School of Public Health graduate student Lauren Forbes is the second candidate who will be working in Africa, but she will be located in Ethiopia. Forbes, who is working on her master’s in Public Health, previously worked on health care-related projects in The Gambia through Drexel’s weServe program in South Africa. She plans to use her experience to work with the Ethiopian Public Health Association to improve reproductive health services for adolescents in the Amhara region of Ethiopia. In addition to her studies, Forbes also spent time as a student representative to the Maternal and Child Health Working Group.
"I don't think we've ever had two people go to Africa in a single year, but we've never had more than a small number going anywhere," said Buchalter. “Two years ago, a student went to Senegal, and another Drexel Fulbright scholar had previously gone to Morocco before that.”
Elizabeth “Liesbet” Manders, is working on her doctoral degree in creative arts therapy from Drexel’s College of Nursing and Health Professions and will travel to Germany for her Fulbright. She plans to study the effect of dance/movement therapy on people with autism, something she has had previous professional experience with.
The other two Fulbright scholars are Nathan Taylor, a mechanical engineering pursuing a doctoral degree in Drexel’s College of Engineering, and Sarah Lightfoot Vidal, who is pursuing a master’s degree in materials science and engineering. Vidal plans on researching a polymer blend of Polyhydroxyalkanoates (PHA) for use in the medical field at CIPA’s Functional Polymer Department, in conjunction with the Polymers department at the Universidad de Concepción in Chile. Taylor will be located in South Korea at Kwangwoon University, where he hopes to use the university’s experience with plasma science to expand his expertise on water treatment techniques.

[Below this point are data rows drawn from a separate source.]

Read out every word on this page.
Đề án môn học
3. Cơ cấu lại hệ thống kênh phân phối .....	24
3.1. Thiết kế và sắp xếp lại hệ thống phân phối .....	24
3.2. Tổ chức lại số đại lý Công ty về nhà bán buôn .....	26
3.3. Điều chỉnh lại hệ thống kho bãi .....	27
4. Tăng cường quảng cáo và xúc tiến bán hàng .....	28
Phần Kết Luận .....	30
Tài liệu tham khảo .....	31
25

Drexel initially had twenty students successfully submit applications to the Fulbright US Student Program, 11 of which were selected as finalists by national screening committees composed of a panel of academics and diplomats who have knowledge of the specific host countries the students are applying to study in. The finalists were announced in January and then the country-specific committees for host countries made their final selection of who they offered the Fulbright scholarship to in April. According to Buchalter, Fulbright usually chooses twice the number of students for the number of spots available in a country.
In 2012, Drexel only had one Fulbright scholar, as compared to the four students the year before and the three students before that.
"Last year was a little bit of an aberration in terms of the proportion of our finalists who were offered awards,” she said.
However, she said she has noticed more students becoming interested in the Fulbright program in recent years, which translates to more students applying.
"I'm excited that Drexel students now know about Fulbright and realize they can do it and realize they're perfectly viable candidates,” said Buchalter. “It takes a lot of work to put together that application but it's absolutely possible.”